Marc Kastner, a physicist at the Massachusetts Institute of Technology (MIT), has become the first president of the Science Philanthropy Alliance (SPA) – a new grouping of six organizations aiming to increase private funding for fundamental research in the US. Kastner began the appointment earlier this week, having taken a leave of absence from MIT.
The alliance – composed of the Howard Hughes Medical Institute, the Kavli Foundation, the Gordon and Betty Moore Foundation, the Research Corporation for Science Advancement, the Alfred P Sloan Foundation and the Simons Foundation – formed two years ago. The alliance’s goal is to increase the value of philanthropic funding to fundamental research – currently estimated at about $2bn – by another $1bn within five years.

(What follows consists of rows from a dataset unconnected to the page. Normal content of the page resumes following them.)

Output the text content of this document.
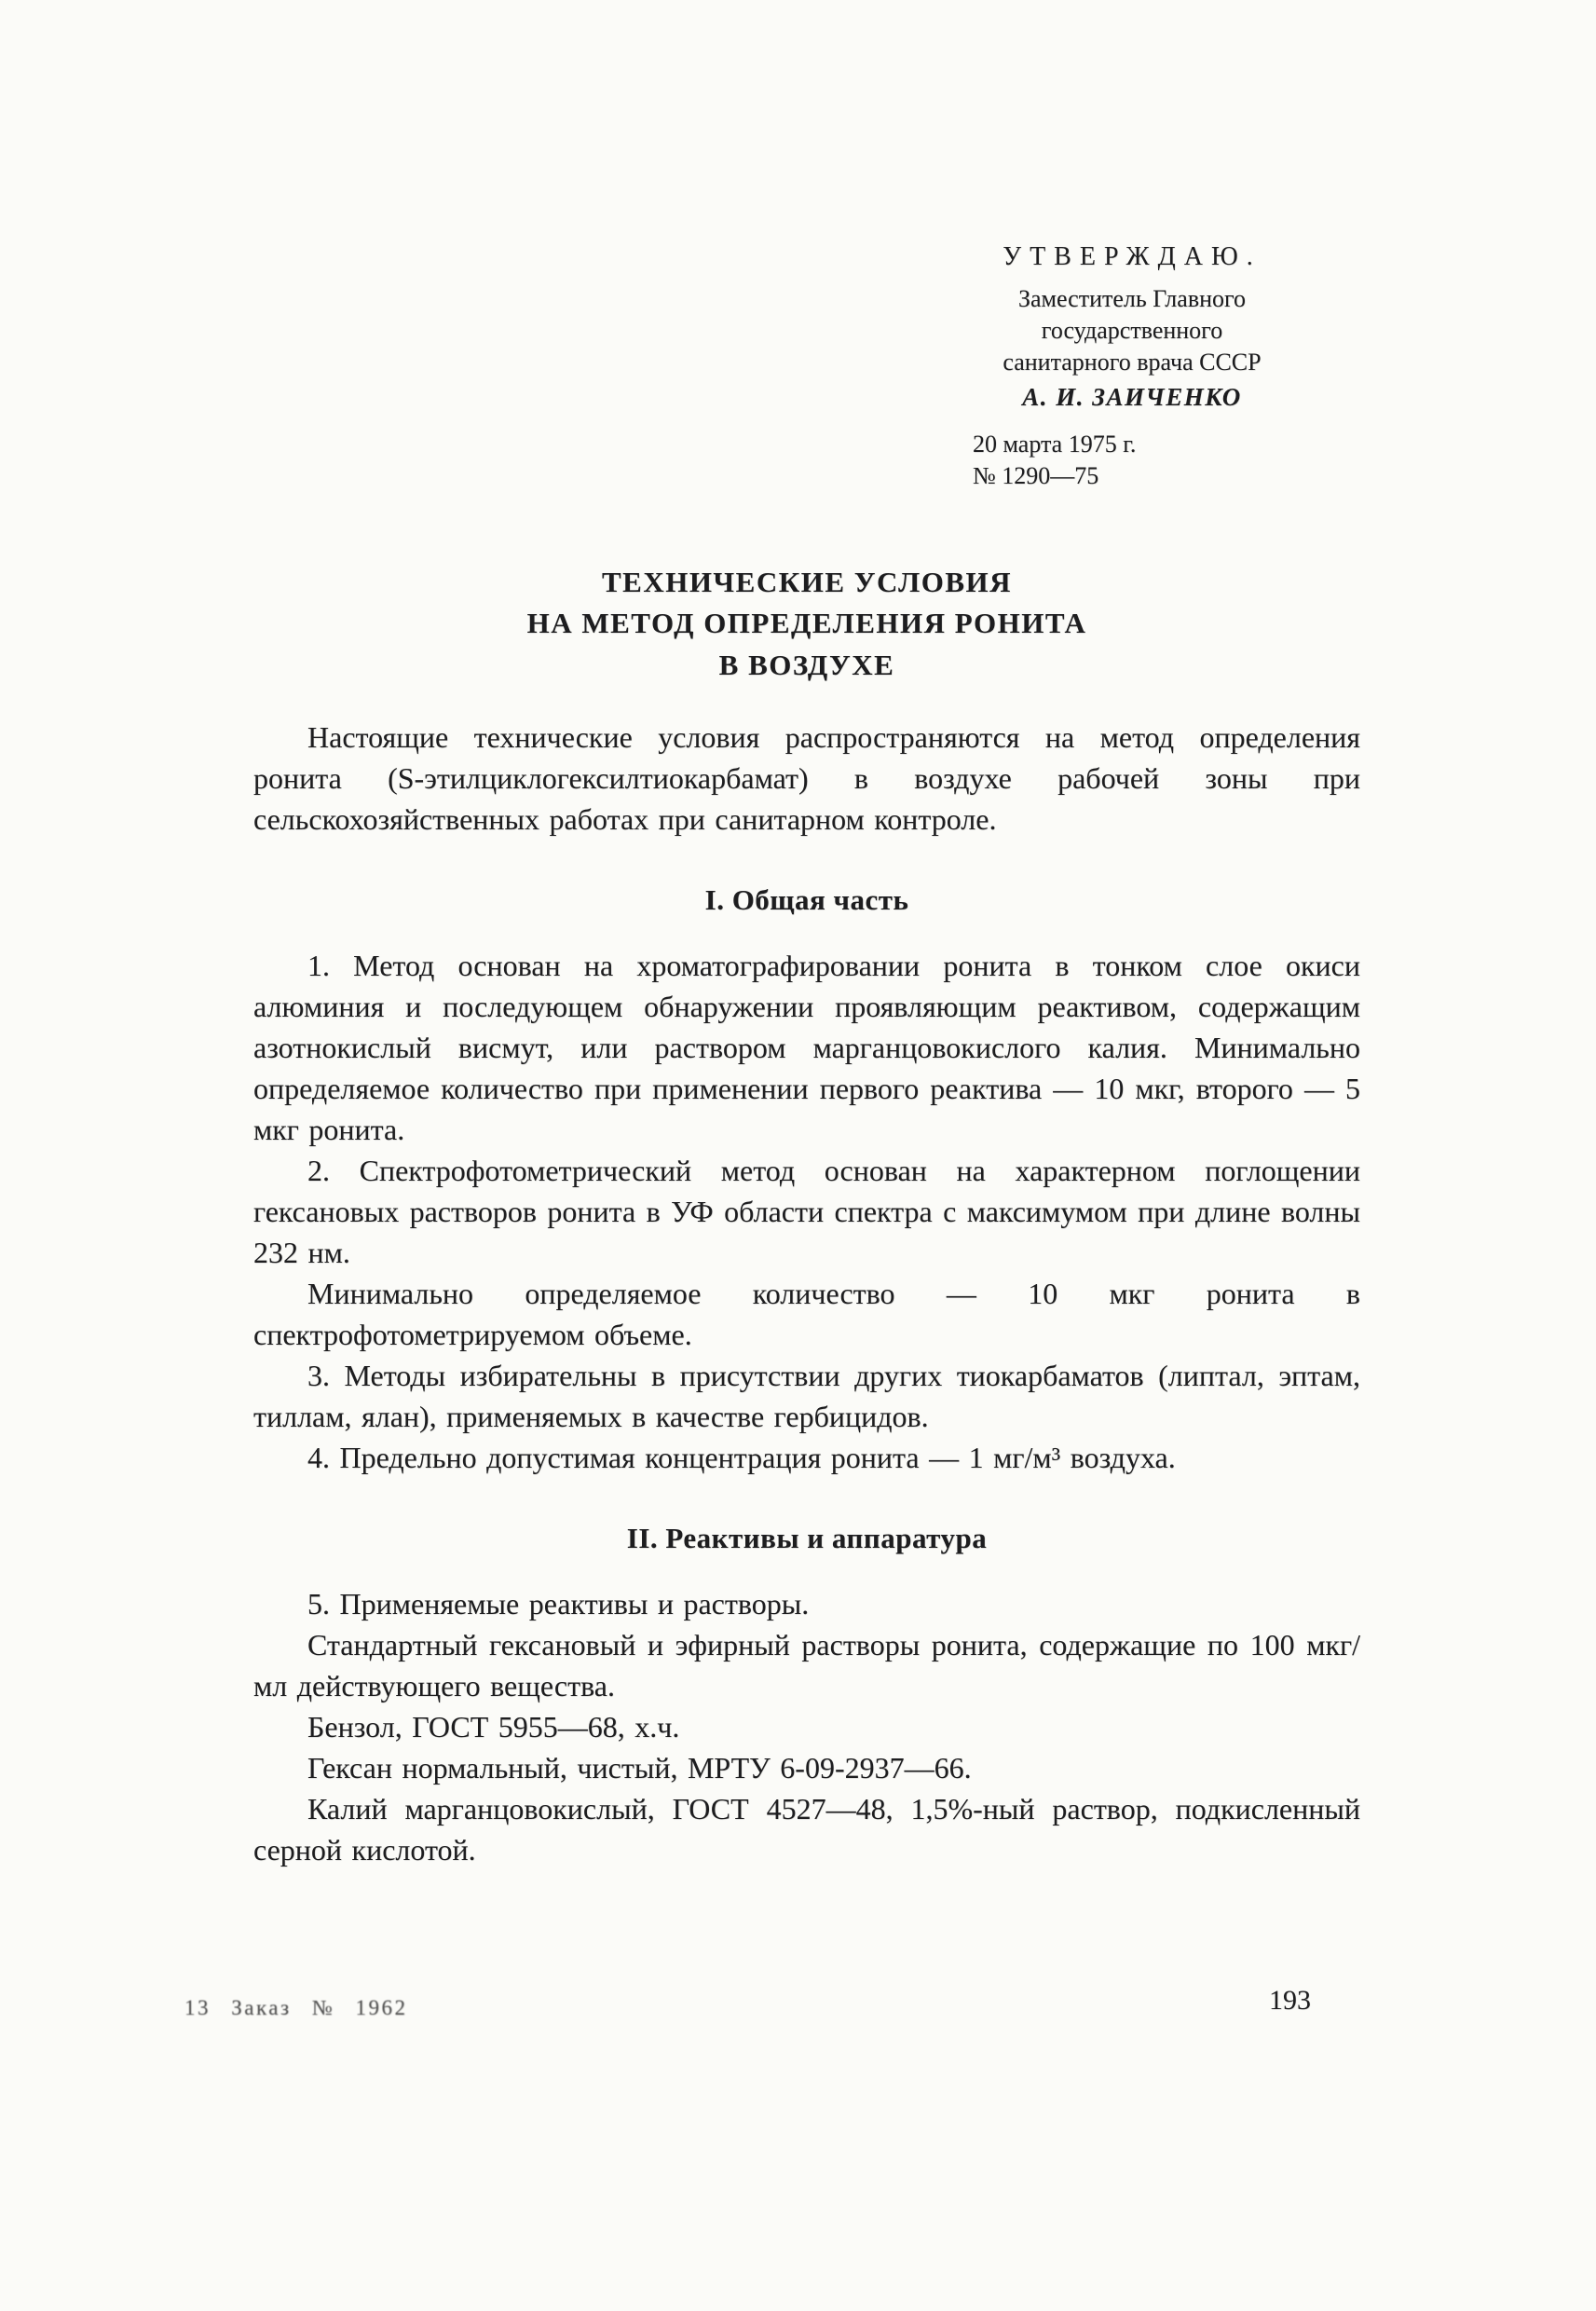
УТВЕРЖДАЮ.
Заместитель Главного
государственного
санитарного врача СССР
А. И. ЗАИЧЕНКО
20 марта 1975 г.
№ 1290—75
ТЕХНИЧЕСКИЕ УСЛОВИЯ
НА МЕТОД ОПРЕДЕЛЕНИЯ РОНИТА
В ВОЗДУХЕ

Настоящие технические условия распространяются на метод определения ронита (S-этилциклогексилтиокарбамат) в воздухе рабочей зоны при сельскохозяйственных работах при санитарном контроле.

I. Общая часть

1. Метод основан на хроматографировании ронита в тонком слое окиси алюминия и последующем обнаружении проявляющим реактивом, содержащим азотнокислый висмут, или раствором марганцовокислого калия. Минимально определяемое количество при применении первого реактива — 10 мкг, второго — 5 мкг ронита.

2. Спектрофотометрический метод основан на характерном поглощении гексановых растворов ронита в УФ области спектра с максимумом при длине волны 232 нм.

Минимально определяемое количество — 10 мкг ронита в спектрофотометрируемом объеме.

3. Методы избирательны в присутствии других тиокарбаматов (липтал, эптам, тиллам, ялан), применяемых в качестве гербицидов.

4. Предельно допустимая концентрация ронита — 1 мг/м³ воздуха.

II. Реактивы и аппаратура

5. Применяемые реактивы и растворы.

Стандартный гексановый и эфирный растворы ронита, содержащие по 100 мкг/мл действующего вещества.

Бензол, ГОСТ 5955—68, х.ч.

Гексан нормальный, чистый, МРТУ 6-09-2937—66.

Калий марганцовокислый, ГОСТ 4527—48, 1,5%-ный раствор, подкисленный серной кислотой.

13 Заказ № 1962	193
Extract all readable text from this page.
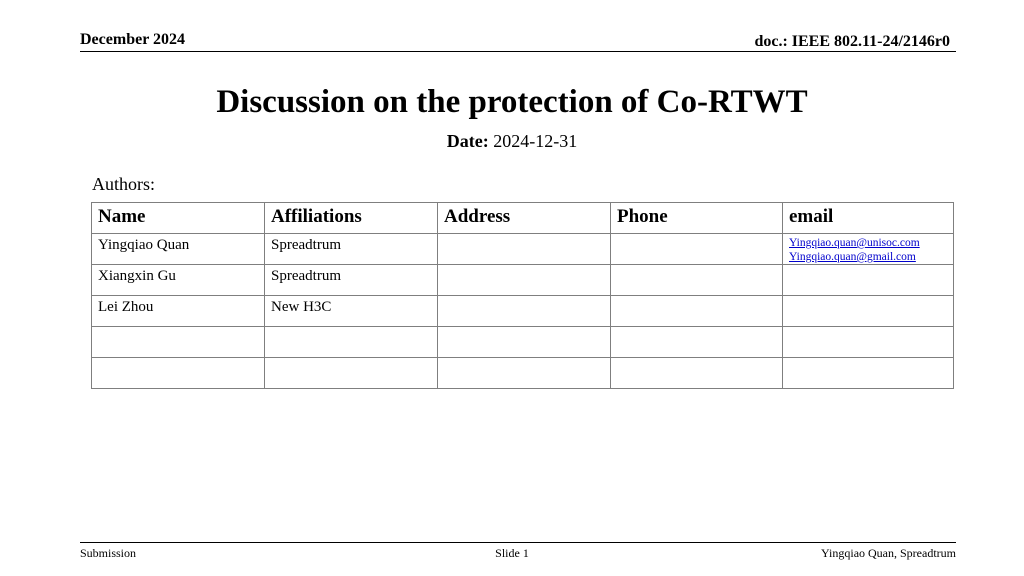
December 2024	doc.: IEEE 802.11-24/2146r0
Discussion on the protection of Co-RTWT
Date: 2024-12-31
Authors:
Name	Affiliations	Address	Phone	email
Yingqiao Quan	Spreadtrum			Yingqiao.quan@unisoc.com
Yingqiao.quan@gmail.com

Xiangxin Gu	Spreadtrum			
Lei Zhou	New H3C			

Submission	Slide 1	Yingqiao Quan, Spreadtrum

The SPA was created following concern that funding for basic research has dwindled in the US, with R&D funding at its lowest level – as a percentage of the federal budget – since the 1960s Apollo era. In addition, funding has shifted towards applied research, which Kastner feels neglects the importance of basic science. “We know historically that some of the greatest breakthroughs in technology have come about in that kind of discovery-driven research,” he says, pointing out that the creation of the Global Positioning System in 1995 evolved from fundamental research carried out several decades earlier.
Funding research
Kastner says that although private funding cannot make up the losses suffered from decreased government support, philanthropists are still in a position to make a big difference. To do this, he says that the alliance needs to show potential donors why fundamental research is important, as well as the technologies that can result from such research. “I think people forget about this,” says Kastner. “They see that you can write software and do wonderful things with computers, and they forget that this came out of decades of fundamental research.”
Kastner adds that the alliance will also “put in front of potential philanthropists ideas of how they could really make a difference and the satisfaction they could get out of it”. The alliance supports around 16 universities – and will soon add non-profit research laboratories and more universities – that share the same goals of increasing levels of fundamental research and have created funds to do so.
Key experience
Kastner has experience of securing philanthropic funding, having done so in his role as head of MIT’s physics department, a position he held for nine years. In November 2013 US president Barack Obama nominated him to head the Department of Energy’s Office of Science, which manages much of the nation’s basic-science research, but his appointment stalled in Congress last year with the position yet to be filled.